Et ce succès populaire pousse Cauvin à devenir un auteur prolifique pour son éditeur Dupuis, en collaborant avec quantité d'autres dessinateurs : entre autres Berck ("Sammy et Lou"), Nic ("Spirou et Fantasio") ou Kox ("L'Agent 212"). À ses débuts, au tournant des années 70, le scénariste belge travaille avec Claire Bretécher (1940-2020) sur une série - "Les Naufragés" - dont les planches sont d'abord publiées dans le journal de Spirou.

"S'il excelle dans l'aventure humoristique pour tous les publics et toutes les formes du gag visuel, il évolue dans les années 80 vers des productions plus incisives, proches souvent de l'humour noir et de la parodie délirante", affirme la biographie communiquée par Dupuis. C'est le temps des séries "Pierre Tombal" avec Hardy, "Les Femmes en blanc" sur l'univers de l'hôpital (avec Bercovici au dessin), mais aussi "Cédric" (Laudec) qui s'avère un succès de la BD jeunesse avec 34 albums à ce jour.

Raoul Cauvin est né le 26 septembre 1938 à Antoing (ouest), près de la frontière française, l'année même où est créé le magazine "Spirou" où il publiera plus tard ses planches. Il a suivi des études de lithographie publicitaire à l'Institut Saint-Luc de Tournai, une des écoles d'arts les plus réputées de Belgique, avant d'entrer chez Dupuis.
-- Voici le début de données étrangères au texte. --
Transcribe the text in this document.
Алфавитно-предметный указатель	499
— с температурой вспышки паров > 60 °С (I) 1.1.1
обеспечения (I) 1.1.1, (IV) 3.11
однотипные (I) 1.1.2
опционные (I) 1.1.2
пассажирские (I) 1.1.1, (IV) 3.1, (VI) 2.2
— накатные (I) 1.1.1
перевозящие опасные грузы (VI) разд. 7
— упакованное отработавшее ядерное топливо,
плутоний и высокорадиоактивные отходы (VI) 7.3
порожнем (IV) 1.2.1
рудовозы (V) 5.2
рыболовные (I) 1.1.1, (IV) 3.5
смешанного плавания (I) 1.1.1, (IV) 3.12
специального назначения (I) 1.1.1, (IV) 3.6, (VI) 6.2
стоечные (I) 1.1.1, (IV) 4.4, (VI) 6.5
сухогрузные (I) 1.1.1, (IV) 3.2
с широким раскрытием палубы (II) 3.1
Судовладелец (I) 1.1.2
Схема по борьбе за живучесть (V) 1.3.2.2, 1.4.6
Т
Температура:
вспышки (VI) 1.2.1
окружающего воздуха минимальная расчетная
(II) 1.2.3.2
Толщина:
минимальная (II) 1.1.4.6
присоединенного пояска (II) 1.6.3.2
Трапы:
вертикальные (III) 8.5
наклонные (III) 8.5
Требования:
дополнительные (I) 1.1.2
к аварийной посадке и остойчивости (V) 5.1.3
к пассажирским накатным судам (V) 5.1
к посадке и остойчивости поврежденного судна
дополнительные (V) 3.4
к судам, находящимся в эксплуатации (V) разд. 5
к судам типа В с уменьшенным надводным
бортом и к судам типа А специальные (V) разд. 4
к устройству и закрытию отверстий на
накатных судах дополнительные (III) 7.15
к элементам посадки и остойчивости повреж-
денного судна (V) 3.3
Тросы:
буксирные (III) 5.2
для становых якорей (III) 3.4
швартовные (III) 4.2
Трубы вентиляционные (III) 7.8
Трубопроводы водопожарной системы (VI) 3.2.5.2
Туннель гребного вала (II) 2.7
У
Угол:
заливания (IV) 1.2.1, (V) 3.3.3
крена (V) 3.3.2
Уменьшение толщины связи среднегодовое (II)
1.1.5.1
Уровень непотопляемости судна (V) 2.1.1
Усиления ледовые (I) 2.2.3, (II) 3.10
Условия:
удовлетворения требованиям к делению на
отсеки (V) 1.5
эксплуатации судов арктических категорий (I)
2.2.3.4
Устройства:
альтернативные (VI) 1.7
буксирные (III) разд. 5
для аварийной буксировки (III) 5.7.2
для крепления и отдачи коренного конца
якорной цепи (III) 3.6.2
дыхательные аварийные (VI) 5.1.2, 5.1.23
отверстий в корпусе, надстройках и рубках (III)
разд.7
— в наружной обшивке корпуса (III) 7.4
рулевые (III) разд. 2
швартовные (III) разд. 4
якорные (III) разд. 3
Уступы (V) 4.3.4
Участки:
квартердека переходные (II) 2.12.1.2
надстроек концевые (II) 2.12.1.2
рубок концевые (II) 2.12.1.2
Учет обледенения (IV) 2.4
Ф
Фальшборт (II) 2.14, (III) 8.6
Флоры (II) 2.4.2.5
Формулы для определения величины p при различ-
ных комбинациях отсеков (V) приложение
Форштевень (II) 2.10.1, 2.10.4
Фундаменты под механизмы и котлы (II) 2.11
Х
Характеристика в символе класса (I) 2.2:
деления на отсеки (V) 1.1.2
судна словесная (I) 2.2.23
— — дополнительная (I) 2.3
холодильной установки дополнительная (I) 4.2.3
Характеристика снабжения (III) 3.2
Il crée "Les Tuniques Bleues" en 1968, huit ans après ses débuts chez l'éditeur à un poste de lettreur puis comme caméraman au département Dessins animés.

Atteint d'un "cancer incurable"

Il conçoit d'abord ses deux héros - le sergent Cornelius Chesterfield et le caporal Blutch - avec le dessinateur Louis Salvérius, qui meurt en 1972 et laisse la place à Willy Lambil. Ce dernier reste le complice inséparable de Cauvin jusqu'au tome 64, l'ultime album signé par le scénariste, sorti chez Dupuis en mai 2021. 

Cauvin et Lambil, que l'AFP avait rencontrés en Belgique en 2012, étaient surnommés "les papys de la BD", avec la même moustache grisonnante. "40 ans après nos débuts, nous en sommes à la troisième génération de lecteurs. C'est merveilleux de penser qu'un même album peut être lu par un grand-père, un père et ses enfants", s'enthousiasmait alors Raoul Cauvin.

Entre 1990 et 2009, Cauvin signe avec le dessinateur William Taï, alias Malik (décédé en décembre 2020), vingt-et-un albums de Cupidon, figure empruntée à la mythologie romaine, décochant ses flèches d'amour à tort et à travers. Pour Patrick Gaumer, qui lui avait consacré une BD ("Cauvin la monographie", parue fin 2013), le scénariste maniait avec brio "un verbe malicieux" caractérisé par quatre ingrédients : "distance, humour, loufoquerie et autodérision".

Début mai 2021, quelques jours après la sortie du dernier "Tuniques bleues", Cauvin avait annoncé être atteint d'un cancer incurable, dans un message sur "Le blog à Raoul", son site personnel hébergé sur spirou.com. "L'oncologue est formel. Encore quelque mois à vivre avant d'aller, là-haut, rejoindre tous ceux qui m'ont précédé. Fallait bien que ça m'arrive aussi un jour", écrivait-il.

"Raoul Cauvin est devenu une véritable statue de Commandeur des scénaristes. Populaire, irrésistiblement drôle, inattendu (...), il a durablement codifié la mécanique du gag et les canons de l'aventure humoristique, séduisant plusieurs générations de lecteurs et vendant plus de 50 millions d'albums", insistait Dupuis vendredi.